Mesmo sem o controlo dinâmico de chassis instalado – Pack Dynamic por 895 € – não só o comportamento me deixou convencido, como em momento algum o Born me pareceu consegui-lo à custa de uma excessiva rigidez de suspensão, algo que, em tantos eléctricos, salta imediatamente à vista, precisamente pelo rolamento algo saltitão. Um bom controlo de movimentos que proporciona dinamismo à condução, mantendo, igualmente, um bom nível de conforto. Gostava, porém, de voltar a pôr as mãos num Cupra Born com amortecimento variável instalado e assim perceber quão notórios são os benefícios.
Com mais calma
Acalmando-se o ritmo elevado para o qual o Born foi claramente pensado, consegui registar uma média de consumo combinado de 15,5 kWh/100 km, o que, em teoria, coloca a autonomia bem acima dos 401 quilómetros declarados pela Cupra. Tive, igualmente, oportunidade de testar o carregamento rápido através de um posto de 50 kW de potência. Em 31 minutos, e após “abastecidos” 25,11 kWh de “combustível”, a autonomia subiu de 118 para 287 quilómetros. Resta saber, porém, em que custo se traduziu este carregamento, algo a que ainda não tenho acesso. E já que estamos a falar de “euros”, o preço base deste Born é 41.424 €, mas considerando todos os opcionais, como a pintura, jantes, tejadilho em vidro, o abrangente pack de assistentes de condução, entre outros, o preço dispara para os 49.070 €. Um preço elevado, em linha com a exclusividade da marca, diga-se.

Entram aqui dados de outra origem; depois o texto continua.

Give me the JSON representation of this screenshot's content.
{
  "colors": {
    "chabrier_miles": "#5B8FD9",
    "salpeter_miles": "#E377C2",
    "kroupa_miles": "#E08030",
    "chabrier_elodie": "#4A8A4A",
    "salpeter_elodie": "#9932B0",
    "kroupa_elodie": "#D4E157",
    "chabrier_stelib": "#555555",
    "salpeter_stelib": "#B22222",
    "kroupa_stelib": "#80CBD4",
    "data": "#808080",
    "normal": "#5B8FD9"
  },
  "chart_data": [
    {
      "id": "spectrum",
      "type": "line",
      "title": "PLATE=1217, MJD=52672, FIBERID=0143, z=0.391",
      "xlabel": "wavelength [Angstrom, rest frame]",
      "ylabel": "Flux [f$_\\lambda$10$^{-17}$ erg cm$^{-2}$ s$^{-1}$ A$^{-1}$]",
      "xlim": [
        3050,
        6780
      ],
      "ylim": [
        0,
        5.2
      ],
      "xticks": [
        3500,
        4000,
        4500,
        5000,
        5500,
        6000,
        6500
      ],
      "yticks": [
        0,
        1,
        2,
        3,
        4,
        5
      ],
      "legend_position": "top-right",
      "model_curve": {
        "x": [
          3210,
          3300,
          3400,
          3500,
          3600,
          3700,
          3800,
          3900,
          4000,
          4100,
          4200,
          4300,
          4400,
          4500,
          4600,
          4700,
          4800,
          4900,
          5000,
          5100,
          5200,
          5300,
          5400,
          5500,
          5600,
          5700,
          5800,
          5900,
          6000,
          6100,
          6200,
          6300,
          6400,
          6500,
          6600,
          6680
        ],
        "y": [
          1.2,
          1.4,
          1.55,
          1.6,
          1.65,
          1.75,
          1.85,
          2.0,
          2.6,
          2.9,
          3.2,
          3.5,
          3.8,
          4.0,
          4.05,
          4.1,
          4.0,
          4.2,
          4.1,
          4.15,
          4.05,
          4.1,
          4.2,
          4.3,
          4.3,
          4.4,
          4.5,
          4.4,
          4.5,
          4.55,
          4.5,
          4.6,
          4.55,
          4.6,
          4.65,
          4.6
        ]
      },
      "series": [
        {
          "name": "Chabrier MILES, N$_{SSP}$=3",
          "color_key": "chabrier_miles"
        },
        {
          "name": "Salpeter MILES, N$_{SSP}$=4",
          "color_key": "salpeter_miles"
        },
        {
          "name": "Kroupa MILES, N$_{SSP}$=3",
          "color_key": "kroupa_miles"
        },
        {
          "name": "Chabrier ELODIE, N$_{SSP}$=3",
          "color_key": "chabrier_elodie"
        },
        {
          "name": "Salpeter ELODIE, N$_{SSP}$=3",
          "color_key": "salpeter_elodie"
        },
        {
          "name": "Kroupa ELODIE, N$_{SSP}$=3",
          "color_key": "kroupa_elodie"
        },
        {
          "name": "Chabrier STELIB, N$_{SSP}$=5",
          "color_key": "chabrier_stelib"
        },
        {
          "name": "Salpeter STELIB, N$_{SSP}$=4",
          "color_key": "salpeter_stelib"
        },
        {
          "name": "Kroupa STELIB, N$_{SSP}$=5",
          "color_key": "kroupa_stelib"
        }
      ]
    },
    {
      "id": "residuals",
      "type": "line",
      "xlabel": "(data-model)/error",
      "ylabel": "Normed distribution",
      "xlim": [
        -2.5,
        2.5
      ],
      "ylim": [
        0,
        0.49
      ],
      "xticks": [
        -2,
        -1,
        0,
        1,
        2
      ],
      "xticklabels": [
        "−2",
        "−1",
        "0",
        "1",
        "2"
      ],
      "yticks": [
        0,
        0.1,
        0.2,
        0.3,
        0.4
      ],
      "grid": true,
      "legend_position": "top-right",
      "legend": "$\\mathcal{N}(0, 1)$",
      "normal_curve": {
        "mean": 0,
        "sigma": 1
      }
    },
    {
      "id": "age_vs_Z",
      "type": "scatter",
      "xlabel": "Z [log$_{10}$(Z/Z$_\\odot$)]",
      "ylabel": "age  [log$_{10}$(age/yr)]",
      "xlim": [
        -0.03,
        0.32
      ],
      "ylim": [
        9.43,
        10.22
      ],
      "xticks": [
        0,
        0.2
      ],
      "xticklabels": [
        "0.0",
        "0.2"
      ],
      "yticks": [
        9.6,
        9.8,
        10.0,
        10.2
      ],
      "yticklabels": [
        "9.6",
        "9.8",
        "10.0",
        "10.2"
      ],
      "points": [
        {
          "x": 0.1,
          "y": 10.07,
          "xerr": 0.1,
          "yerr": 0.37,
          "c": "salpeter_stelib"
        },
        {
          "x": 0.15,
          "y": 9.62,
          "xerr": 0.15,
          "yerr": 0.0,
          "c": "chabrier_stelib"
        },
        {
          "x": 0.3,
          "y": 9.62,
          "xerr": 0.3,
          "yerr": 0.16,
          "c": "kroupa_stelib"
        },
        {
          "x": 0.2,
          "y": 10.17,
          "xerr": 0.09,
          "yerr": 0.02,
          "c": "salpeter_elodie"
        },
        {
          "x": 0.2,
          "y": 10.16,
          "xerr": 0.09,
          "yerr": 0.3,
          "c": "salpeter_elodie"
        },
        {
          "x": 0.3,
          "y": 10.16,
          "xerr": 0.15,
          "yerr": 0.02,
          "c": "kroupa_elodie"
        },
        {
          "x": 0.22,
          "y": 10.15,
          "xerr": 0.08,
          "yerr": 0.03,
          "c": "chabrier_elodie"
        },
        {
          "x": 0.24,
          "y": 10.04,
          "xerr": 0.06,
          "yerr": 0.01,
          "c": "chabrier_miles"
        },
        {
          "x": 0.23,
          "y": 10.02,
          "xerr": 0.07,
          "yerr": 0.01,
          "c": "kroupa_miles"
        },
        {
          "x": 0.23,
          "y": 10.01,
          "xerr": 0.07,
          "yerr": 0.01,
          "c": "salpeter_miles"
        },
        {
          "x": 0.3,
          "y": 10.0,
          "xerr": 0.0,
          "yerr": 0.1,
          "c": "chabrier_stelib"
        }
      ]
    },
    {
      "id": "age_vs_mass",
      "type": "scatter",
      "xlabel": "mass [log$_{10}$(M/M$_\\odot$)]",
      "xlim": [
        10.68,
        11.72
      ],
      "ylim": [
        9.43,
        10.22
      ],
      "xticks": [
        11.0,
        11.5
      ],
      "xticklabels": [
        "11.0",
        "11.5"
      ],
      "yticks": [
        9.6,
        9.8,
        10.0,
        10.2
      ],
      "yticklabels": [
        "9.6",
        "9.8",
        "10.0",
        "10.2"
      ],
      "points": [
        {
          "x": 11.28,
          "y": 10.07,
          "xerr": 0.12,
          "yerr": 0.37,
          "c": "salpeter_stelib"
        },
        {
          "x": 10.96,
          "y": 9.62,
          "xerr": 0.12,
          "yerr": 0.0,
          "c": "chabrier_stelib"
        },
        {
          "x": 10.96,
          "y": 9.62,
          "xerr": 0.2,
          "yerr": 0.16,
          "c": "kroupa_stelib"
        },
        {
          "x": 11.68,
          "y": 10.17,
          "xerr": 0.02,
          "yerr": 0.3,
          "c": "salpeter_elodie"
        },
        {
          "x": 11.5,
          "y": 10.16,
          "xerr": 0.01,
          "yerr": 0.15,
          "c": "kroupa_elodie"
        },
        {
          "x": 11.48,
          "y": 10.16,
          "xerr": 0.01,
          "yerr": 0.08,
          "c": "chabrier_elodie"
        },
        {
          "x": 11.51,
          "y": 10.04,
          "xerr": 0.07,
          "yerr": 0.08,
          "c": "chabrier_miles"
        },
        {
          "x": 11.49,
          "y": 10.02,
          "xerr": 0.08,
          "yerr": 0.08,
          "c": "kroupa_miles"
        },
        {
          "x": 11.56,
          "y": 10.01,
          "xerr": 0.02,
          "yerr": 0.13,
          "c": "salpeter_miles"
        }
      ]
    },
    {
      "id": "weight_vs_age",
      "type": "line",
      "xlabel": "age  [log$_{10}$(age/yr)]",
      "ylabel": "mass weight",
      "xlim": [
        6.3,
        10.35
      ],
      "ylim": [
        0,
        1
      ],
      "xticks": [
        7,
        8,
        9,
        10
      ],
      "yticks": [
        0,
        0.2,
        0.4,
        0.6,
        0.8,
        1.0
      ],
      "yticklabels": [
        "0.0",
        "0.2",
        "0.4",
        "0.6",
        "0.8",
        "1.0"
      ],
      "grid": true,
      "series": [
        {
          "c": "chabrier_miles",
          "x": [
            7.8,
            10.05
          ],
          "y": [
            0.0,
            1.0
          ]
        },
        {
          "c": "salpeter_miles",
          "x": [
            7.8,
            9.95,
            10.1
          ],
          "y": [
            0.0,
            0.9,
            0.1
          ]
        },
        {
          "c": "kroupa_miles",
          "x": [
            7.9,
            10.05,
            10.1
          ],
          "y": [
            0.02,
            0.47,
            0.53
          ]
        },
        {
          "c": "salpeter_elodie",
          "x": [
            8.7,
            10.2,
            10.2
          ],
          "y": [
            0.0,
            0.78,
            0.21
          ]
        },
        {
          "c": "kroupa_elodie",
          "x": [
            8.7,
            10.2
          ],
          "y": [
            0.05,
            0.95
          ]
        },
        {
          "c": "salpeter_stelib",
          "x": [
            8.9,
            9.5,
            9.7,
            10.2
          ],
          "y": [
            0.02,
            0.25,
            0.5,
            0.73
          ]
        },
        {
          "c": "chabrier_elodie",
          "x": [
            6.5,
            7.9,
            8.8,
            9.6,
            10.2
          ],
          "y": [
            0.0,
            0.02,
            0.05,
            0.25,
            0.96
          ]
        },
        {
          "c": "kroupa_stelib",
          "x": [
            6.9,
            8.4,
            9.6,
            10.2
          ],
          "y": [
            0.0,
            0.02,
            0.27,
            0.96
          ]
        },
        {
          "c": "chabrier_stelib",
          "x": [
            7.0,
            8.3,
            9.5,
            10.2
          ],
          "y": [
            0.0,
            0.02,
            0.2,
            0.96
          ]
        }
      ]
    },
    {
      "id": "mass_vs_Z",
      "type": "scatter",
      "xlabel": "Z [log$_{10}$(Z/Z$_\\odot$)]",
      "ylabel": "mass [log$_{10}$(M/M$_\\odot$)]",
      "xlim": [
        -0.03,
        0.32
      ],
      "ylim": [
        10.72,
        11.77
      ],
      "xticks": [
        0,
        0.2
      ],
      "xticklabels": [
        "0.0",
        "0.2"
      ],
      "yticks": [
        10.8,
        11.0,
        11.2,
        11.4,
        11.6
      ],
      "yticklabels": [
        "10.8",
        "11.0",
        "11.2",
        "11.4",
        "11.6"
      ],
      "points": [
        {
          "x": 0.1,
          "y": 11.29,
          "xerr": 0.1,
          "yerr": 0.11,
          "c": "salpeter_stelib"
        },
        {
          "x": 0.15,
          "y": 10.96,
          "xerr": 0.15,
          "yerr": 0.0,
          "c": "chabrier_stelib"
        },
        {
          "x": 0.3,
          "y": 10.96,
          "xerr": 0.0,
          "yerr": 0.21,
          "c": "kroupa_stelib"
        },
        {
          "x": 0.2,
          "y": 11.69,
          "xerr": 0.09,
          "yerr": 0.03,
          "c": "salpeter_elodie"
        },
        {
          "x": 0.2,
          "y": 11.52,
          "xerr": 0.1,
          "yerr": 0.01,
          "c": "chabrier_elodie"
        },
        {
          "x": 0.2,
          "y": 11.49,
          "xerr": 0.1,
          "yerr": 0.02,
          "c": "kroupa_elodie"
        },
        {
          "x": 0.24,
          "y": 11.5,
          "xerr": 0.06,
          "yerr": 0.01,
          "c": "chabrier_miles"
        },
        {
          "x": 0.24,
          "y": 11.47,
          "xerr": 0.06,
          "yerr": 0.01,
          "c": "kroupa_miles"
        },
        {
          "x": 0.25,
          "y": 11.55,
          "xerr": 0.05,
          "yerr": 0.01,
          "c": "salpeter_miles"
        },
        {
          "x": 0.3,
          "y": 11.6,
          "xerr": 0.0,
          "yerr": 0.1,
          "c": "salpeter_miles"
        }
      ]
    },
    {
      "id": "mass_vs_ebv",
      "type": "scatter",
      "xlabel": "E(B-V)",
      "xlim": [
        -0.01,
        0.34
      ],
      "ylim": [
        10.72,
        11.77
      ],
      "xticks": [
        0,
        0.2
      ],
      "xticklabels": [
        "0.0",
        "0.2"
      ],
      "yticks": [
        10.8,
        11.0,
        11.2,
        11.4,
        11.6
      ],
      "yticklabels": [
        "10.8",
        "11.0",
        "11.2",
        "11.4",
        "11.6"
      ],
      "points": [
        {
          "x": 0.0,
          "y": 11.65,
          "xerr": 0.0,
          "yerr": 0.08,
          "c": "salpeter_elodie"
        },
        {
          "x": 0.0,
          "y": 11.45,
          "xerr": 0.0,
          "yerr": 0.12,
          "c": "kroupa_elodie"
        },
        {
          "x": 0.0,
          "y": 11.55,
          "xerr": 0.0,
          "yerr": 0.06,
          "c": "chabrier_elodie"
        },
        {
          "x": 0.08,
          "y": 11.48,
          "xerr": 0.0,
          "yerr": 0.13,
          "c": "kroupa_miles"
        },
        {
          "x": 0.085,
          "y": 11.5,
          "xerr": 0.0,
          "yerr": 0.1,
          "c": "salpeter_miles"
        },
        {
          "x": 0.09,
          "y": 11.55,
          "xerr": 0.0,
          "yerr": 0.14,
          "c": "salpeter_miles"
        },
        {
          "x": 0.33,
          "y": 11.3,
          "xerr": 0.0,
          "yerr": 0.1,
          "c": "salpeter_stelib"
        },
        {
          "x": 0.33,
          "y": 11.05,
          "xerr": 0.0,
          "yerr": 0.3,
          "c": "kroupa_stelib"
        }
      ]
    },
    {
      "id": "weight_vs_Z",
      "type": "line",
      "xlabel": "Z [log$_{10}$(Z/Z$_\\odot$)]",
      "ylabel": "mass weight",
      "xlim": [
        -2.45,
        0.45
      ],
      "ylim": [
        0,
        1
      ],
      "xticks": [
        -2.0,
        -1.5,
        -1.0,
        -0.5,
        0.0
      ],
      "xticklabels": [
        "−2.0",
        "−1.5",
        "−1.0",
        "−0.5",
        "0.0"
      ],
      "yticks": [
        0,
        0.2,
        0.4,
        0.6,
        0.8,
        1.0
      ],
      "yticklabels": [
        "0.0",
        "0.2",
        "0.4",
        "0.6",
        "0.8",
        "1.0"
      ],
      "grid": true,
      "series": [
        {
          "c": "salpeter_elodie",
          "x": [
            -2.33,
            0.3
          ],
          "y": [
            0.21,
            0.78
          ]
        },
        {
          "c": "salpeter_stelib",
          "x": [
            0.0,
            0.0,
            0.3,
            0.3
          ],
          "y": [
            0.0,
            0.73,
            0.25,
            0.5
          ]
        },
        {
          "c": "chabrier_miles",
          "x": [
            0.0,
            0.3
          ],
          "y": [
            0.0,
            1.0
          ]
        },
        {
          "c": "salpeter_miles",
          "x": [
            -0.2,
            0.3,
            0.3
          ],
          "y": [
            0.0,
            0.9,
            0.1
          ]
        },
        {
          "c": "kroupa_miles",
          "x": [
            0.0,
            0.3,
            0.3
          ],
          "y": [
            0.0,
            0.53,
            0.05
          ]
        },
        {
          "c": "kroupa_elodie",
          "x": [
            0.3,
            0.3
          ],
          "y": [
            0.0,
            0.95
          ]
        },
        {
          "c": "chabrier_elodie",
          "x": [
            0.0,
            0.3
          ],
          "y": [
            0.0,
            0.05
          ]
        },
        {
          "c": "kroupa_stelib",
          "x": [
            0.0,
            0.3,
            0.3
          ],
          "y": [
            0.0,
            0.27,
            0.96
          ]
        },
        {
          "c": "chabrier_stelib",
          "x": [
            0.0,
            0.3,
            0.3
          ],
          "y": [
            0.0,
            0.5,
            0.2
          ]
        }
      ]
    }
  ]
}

Azul Aurora, a cor da esperança
Não vou, nem quero, como disse, comparar este automóvel de veia desportiva com um equivalente, em potência e capacidades, com motor a gasolina. Até porque não acho que seja esse o objectivo deste Born. Vejo-o mais como um eléctrico com argumentos dinâmicos acima da média, com imagem, detalhes e equipamento que lhe adicionam a tal exclusividade, mas sem querer substituir, por exemplo, um Cupra Ibiza ou Leon. É um eléctrico, rápido e ágil, da Cupra. Só isso.
Porém, graças a automóveis como o Born, começo a ter alguma esperança para o silencioso e até, por vezes, algo “frio” futuro do mundo automóvel em que me imagino, desprovido de emoção ao volante, pelo menos daquela a que estou habituado. Se o futuro tem de ser eléctrico, que ao menos seja, até certo ponto, electrizante e emocionante. Na medida do possível, só peço isso. Não preciso de mais potência. Preciso, sim, de sentir alguma ligação ao automóvel que conduzo, ainda que este seja eléctrico. Quero estar isolado das altas voltagens, obviamente, mas quero continuar a ter prazer ao conduzir o meu automóvel. E esse é o maior elogio que, enquanto entusiasta de automóveis, posso fazer ao Cupra Born. Até certo ponto, ele conseguiu-o.